Pattern for Frequently Updated Sorted Data

Question

Let's say you're composing a blogging website. It displays recent blog posts by multiple authors sorted by "priority". Highest priority on top. Priority is determined by some formula involving:

1. how recently the post was published
2. how many comments it attracted

Order must always be accurate in real-time.

Sorting by priority is easy. The problem is let's say our website is hugely popular and comments fly in at the hundreds-per-minute rate. They fly in on dozens of posts.

Is there a pattern to handle this scenario? In other words, can we do any better than just updating the priority field whenever there's a comment on a post, and then sorting posts each and every time the page is loaded? Caching post order doesn't help much because heavy user activity causes order to change frequently.

With "pattern" I'm speaking from both a code and database schema point of view.

Answer 1

You can use a balanced binary tree (e.g. a red-black tree) to store the sorted index, which should make it quicker to update than if you were sorting the entire index every time.

Using Java-ish pseudocode this would look like

Tree tree;

Node {
    int priority;

    incrementPriority() {
        priority = priority + 1;
        if(priority > tree.nextHighestNode(this)) {
            tree.remove(this);
            tree.add(this);
        }
    }

    decrementPriority() {
        priority = priority - 1;
        if(priority < tree.nextLowestNode(this)) {
            tree.remove(this);
            tree.add(this);
        }
    }
}

If changing a node's priority means that it's in an invalid tree location (meaning that it is higher than what ought to be the next-highest node, or lower than what ought to be the next-lowest node), then it's removed and re-added to the tree (which takes care of rebalancing itself). Insertion is O(log(n)), but usually (when there's no insertions/removals) updating the priority is a constant time operation.

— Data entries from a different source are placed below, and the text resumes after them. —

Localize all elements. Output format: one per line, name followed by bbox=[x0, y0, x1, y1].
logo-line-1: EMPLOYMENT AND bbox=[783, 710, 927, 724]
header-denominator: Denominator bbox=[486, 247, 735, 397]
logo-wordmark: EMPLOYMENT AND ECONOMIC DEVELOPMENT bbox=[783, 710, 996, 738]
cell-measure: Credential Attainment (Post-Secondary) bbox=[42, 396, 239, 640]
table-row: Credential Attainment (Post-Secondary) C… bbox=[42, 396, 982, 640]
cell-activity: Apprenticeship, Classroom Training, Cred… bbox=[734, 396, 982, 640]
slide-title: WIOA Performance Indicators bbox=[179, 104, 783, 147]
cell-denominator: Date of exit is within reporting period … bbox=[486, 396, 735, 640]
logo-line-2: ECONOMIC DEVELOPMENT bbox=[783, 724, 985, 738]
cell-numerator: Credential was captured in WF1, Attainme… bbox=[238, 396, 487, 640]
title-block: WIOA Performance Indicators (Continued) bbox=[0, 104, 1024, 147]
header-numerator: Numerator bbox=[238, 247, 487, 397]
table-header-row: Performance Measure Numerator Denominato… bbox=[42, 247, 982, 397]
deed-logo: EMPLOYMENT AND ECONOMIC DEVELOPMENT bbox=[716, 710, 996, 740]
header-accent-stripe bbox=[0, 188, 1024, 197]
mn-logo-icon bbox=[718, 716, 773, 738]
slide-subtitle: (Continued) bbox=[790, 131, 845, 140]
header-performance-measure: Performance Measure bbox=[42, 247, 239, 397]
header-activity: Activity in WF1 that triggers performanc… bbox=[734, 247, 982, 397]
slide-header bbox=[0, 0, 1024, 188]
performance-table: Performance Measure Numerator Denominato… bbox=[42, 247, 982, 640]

Red-black trees are how balanced binary trees are usually implemented, but there are alternatives e.g. a Tango tree is probably more appropriate here since it's an online implementation. The biggest problem is going to be with concurrency - ideally you would want to be able to implement the nodes' priority fields using some sort of AtomicInteger (permits atomic increments and decrements; quite a few languages have something like this) so that you won't need to lock the field each time you change it, but it will be difficult to atomically compare the priority to the adjacent nodes' priorities.

As an alternative, you can store everything in an array or a linked list and swap adjacent elements when their priorities change - this way you won't need to do a full sort each time, and unlike the balanced binary tree where removing and inserting an element is O(log(n)), swapping two adjacent array/list elements is constant time. The only problem is that adding an entirely new element will be costly with an array as you will need to shift all of the array's elements; it will be O(n) with a list as well because you'll need to traverse the list until you find the correct location to insert the item, but this is probably preferable to the array because you won't need to shift any adjacent elements (which will reduce the amount of locking you need to do).